Isn’t that a beautiful message? I’m sharing it because I know I’m not the only one who sometimes “grows weary in welldoing,” and begins to doubt the Lord and start listening to the discouraging voice of the Enemy. We are called to go to the valley, and sometimes dwell there so that the dry bones can live – but the Lord will not allow us to join the hopelessness of the spiritually dead. He sends rivers of Living Water and His own breath of the Holy Spirit to keep His life flowing into and through our lives.

“Can these bones live?” Hallelujah – not just live – They can flourish!

1 Comments:

At May 5, 2011 at 1:49 PM , Blogger Laura Ellen Truelove said...

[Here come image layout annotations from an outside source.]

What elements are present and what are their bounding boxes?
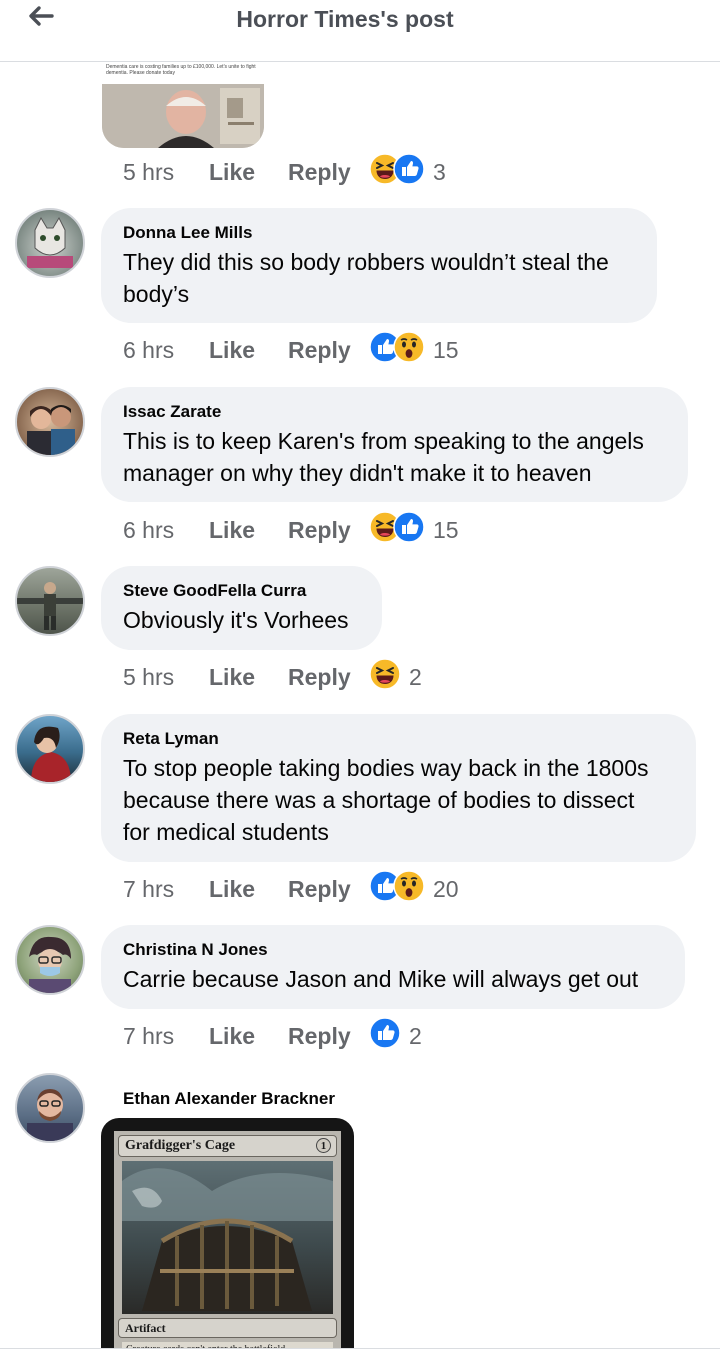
reaction-summary[interactable]: 2 bbox=[369, 1017, 439, 1051]
reaction-summary[interactable]: 3 bbox=[369, 153, 459, 187]
comment-text-line: body’s bbox=[123, 281, 190, 307]
comment-bubble[interactable]: Issac Zarate This is to keep Karen's fro… bbox=[101, 387, 688, 502]
comment-actions: 7 hrs Like Reply 20 bbox=[123, 872, 523, 906]
comment-text-line: Carrie because Jason and Mike will alway… bbox=[123, 966, 639, 992]
avatar[interactable] bbox=[15, 714, 85, 784]
like-button[interactable]: Like bbox=[209, 155, 255, 189]
card-title-bar: Grafdigger's Cage 1 bbox=[118, 1135, 337, 1157]
post-header: Horror Times's post bbox=[0, 0, 720, 62]
comment-timestamp: 7 hrs bbox=[123, 876, 175, 902]
like-button[interactable]: Like bbox=[209, 1019, 255, 1053]
comment-image-attachment[interactable]: Grafdigger's Cage 1 Artifact Creature ca… bbox=[101, 1118, 354, 1360]
comment-text: Obviously it's Vorhees bbox=[123, 604, 360, 636]
like-icon bbox=[369, 1017, 401, 1049]
comment-text: To stop people taking bodies way back in… bbox=[123, 752, 674, 848]
comment-author[interactable]: Ethan Alexander Brackner bbox=[123, 1089, 335, 1109]
haha-icon bbox=[369, 658, 401, 690]
comment-text-line: Obviously it's Vorhees bbox=[123, 607, 349, 633]
avatar[interactable] bbox=[15, 387, 85, 457]
reaction-count: 15 bbox=[433, 337, 459, 363]
comment-bubble[interactable]: Reta Lyman To stop people taking bodies … bbox=[101, 714, 696, 862]
reaction-count: 2 bbox=[409, 664, 422, 690]
comment-bubble[interactable]: Steve GoodFella Curra Obviously it's Vor… bbox=[101, 566, 382, 650]
comment-author[interactable]: Reta Lyman bbox=[123, 729, 674, 749]
comment-text: They did this so body robbers wouldn’t s… bbox=[123, 246, 635, 310]
reply-button[interactable]: Reply bbox=[288, 333, 351, 367]
reaction-count: 15 bbox=[433, 517, 459, 543]
comment-timestamp: 7 hrs bbox=[123, 1023, 175, 1049]
comment-text-line: manager on why they didn't make it to he… bbox=[123, 460, 592, 486]
card-type-line: Artifact bbox=[118, 1318, 337, 1338]
reaction-summary[interactable]: 15 bbox=[369, 331, 469, 365]
reaction-count: 2 bbox=[409, 1023, 422, 1049]
wow-icon bbox=[393, 331, 425, 363]
reply-button[interactable]: Reply bbox=[288, 872, 351, 906]
avatar[interactable] bbox=[15, 1073, 85, 1143]
card-mana-cost: 1 bbox=[316, 1138, 331, 1153]
reaction-count: 20 bbox=[433, 876, 459, 902]
comment-actions: 5 hrs Like Reply 3 bbox=[123, 155, 523, 189]
like-button[interactable]: Like bbox=[209, 513, 255, 547]
reply-button[interactable]: Reply bbox=[288, 513, 351, 547]
comment-actions: 6 hrs Like Reply 15 bbox=[123, 513, 523, 547]
comment-author[interactable]: Steve GoodFella Curra bbox=[123, 581, 360, 601]
comment-timestamp: 5 hrs bbox=[123, 159, 175, 185]
like-button[interactable]: Like bbox=[209, 333, 255, 367]
reaction-summary[interactable]: 20 bbox=[369, 870, 469, 904]
reaction-summary[interactable]: 15 bbox=[369, 511, 469, 545]
comment-timestamp: 6 hrs bbox=[123, 337, 175, 363]
comment-timestamp: 5 hrs bbox=[123, 664, 175, 690]
like-icon bbox=[393, 153, 425, 185]
comment-author[interactable]: Donna Lee Mills bbox=[123, 223, 635, 243]
comment-bubble[interactable]: Donna Lee Mills They did this so body ro… bbox=[101, 208, 657, 323]
comment-image-attachment[interactable]: Dementia care is costing families up to … bbox=[102, 62, 264, 148]
comment-actions: 7 hrs Like Reply 2 bbox=[123, 1019, 523, 1053]
comment-text-line: They did this so body robbers wouldn’t s… bbox=[123, 249, 609, 275]
avatar[interactable] bbox=[15, 208, 85, 278]
comment-text-line: This is to keep Karen's from speaking to… bbox=[123, 428, 644, 454]
comment-timestamp: 6 hrs bbox=[123, 517, 175, 543]
like-button[interactable]: Like bbox=[209, 872, 255, 906]
like-button[interactable]: Like bbox=[209, 660, 255, 694]
avatar[interactable] bbox=[15, 925, 85, 995]
reply-button[interactable]: Reply bbox=[288, 155, 351, 189]
like-icon bbox=[393, 511, 425, 543]
comment-text: This is to keep Karen's from speaking to… bbox=[123, 425, 666, 489]
reply-button[interactable]: Reply bbox=[288, 660, 351, 694]
wow-icon bbox=[393, 870, 425, 902]
comment-text-line: because there was a shortage of bodies t… bbox=[123, 787, 635, 813]
card-name: Grafdigger's Cage bbox=[125, 1138, 236, 1153]
image-photo bbox=[102, 84, 264, 148]
comment-text-line: for medical students bbox=[123, 819, 329, 845]
comment-text-line: To stop people taking bodies way back in… bbox=[123, 755, 649, 781]
avatar[interactable] bbox=[15, 566, 85, 636]
bottom-divider bbox=[0, 1348, 720, 1360]
comment-author[interactable]: Christina N Jones bbox=[123, 940, 663, 960]
card-frame: Grafdigger's Cage 1 Artifact Creature ca… bbox=[114, 1131, 341, 1360]
page-title: Horror Times's post bbox=[236, 6, 454, 32]
reaction-count: 3 bbox=[433, 159, 446, 185]
reply-button[interactable]: Reply bbox=[288, 1019, 351, 1053]
comment-actions: 5 hrs Like Reply 2 bbox=[123, 660, 523, 694]
comment-bubble[interactable]: Christina N Jones Carrie because Jason a… bbox=[101, 925, 685, 1009]
comment-text: Carrie because Jason and Mike will alway… bbox=[123, 963, 663, 995]
comment-author[interactable]: Issac Zarate bbox=[123, 402, 666, 422]
card-art bbox=[122, 1161, 333, 1314]
reaction-summary[interactable]: 2 bbox=[369, 658, 439, 692]
comment-actions: 6 hrs Like Reply 15 bbox=[123, 333, 523, 367]
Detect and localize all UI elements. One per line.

Suzy, your post really speaks to me because I, too, live in a valley surrounded by dry bones. I've been ministering here for 2 years now and the Lord is encouraging me to continue to stand firm and see the hand of the Lord at work. The Lord is doing what only He can do: equip an army out of dry bones. The enemy is trying to get me to back off but the Lord keeps bringing me His word of encouragement. Today He brought His encouragement through you! Praise His holy name! And thanks to you, Suzy. Stand firm in the power of His might!